Cheilotrema is a genus of marine ray-finned fishes belonging to the family Sciaenidae, the drums and croakers. These fishes are found in the eastern Pacific Ocean.

==Taxonomy==
Cheilotrema was first proposed as a monospecific genus in 1861 by the Swiss naturalist and explorer Johann Jakob von Tschudi. Tschudi was describing a new species from Peru, Cheilotrema fasciatum, and created the new genus for it. Cheilotrema belongs to the family Sciaenidae in the order Acanthuriformes.

==Etymology==
Cheilotrema combines cheilos, meaning "lip", with trema, which means "pore", an allusion to the obvious pores on the upper lip of C. fasciatum.

==Species==
Cheilotrema has two recognised species classified within it:
- Cheilotrema fasciatum Tschudi, 1864 (Arnillo drum, Burro)
- Cheilotrema saturnum (Girard, 1858) (Black croaker)

==Characteristics==
Cheilotrema croakers have deep, oblong shaped bodies with a sloped head and pointed snout. The mouth is just below the snout and there are 5 pores on the chin but no barbels. The preoperculum may have either a serrated or smooth margin. The dorsal fin has a deep incision dividing it and there are 10 spines to the front of the incision and a single spine and between 24 and 28 soft rays to its rear. The short anal spine is supported by 2 spines, the second spine being robust and equal in length to the first soft rays, and between 6 and 9 soft rays. The pectoral fins are short and the caudal fin is truncate> the body is covered in ctenoid scales apart from around the eyes where there are cycloid scales. The inner third of the soft rayed part of the dorsal fin and the inner three quarters of the anal fin are scaled. The largest species is the black croaker (C. saturnum) which has a maximum published total length of 45 cm while that of the Arnillo drum (C. fasciatum) is 36.1 cm.
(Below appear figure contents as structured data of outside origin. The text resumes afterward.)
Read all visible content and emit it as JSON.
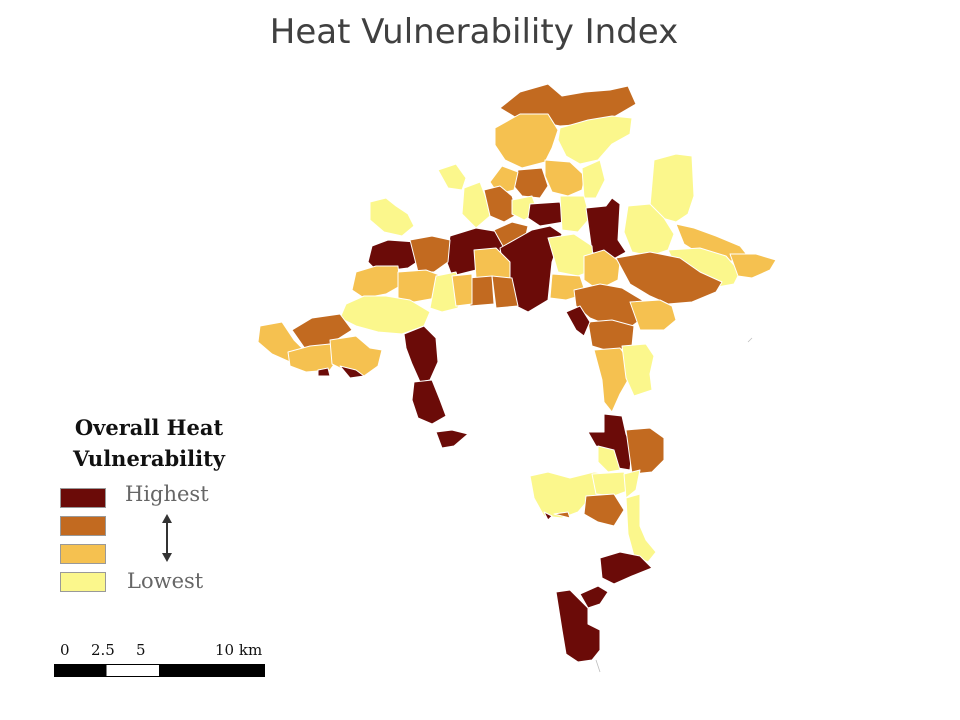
{
  "map": {
    "title": "Heat Vulnerability Index"
  },
  "colors": {
    "highest": "#6b0b08",
    "high": "#c26a20",
    "low": "#f5c150",
    "lowest": "#fbf78c",
    "boundary": "#ffffff"
  },
  "legend": {
    "title": "Overall Heat Vulnerability",
    "classes": [
      {
        "key": "highest",
        "label": "Highest"
      },
      {
        "key": "high",
        "label": ""
      },
      {
        "key": "low",
        "label": ""
      },
      {
        "key": "lowest",
        "label": "Lowest"
      }
    ]
  },
  "scale_bar": {
    "ticks": [
      "0",
      "2.5",
      "5",
      "10 km"
    ]
  }
}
==Distribution and habitat==
Cheilotrema croakers are found in the eastern Pacific Ocean, the black croaker is found off western North America off California south to southern Baja California and in the northern Gulf of California. The arnillo drum is found off the western coast of South America from northern Peru to Chile, and around the Galapagos Islands of Ecuador. The black croaker is a demersal fish that is frequently observed in caves and crevices of exposed coasts and open bays in California down to depths of 100 m. The allopatric population which inhabits the northern Gulf of California is found over sandy/muddy bottoms. The arnillo drum is described as a sublittoral, demersal fish inhabiting cool waters.

==Conservation status==
Cheilotrema croakers are classified by the IUCN, the black croaker is classified as Least Concern, although the population in the Gulf of California is threatened by being taken is bycatch in the shrimp trawl and gillnet fisheries there, and there is no information about fisheries for the arnillo drum so it is classified as Data Deficient.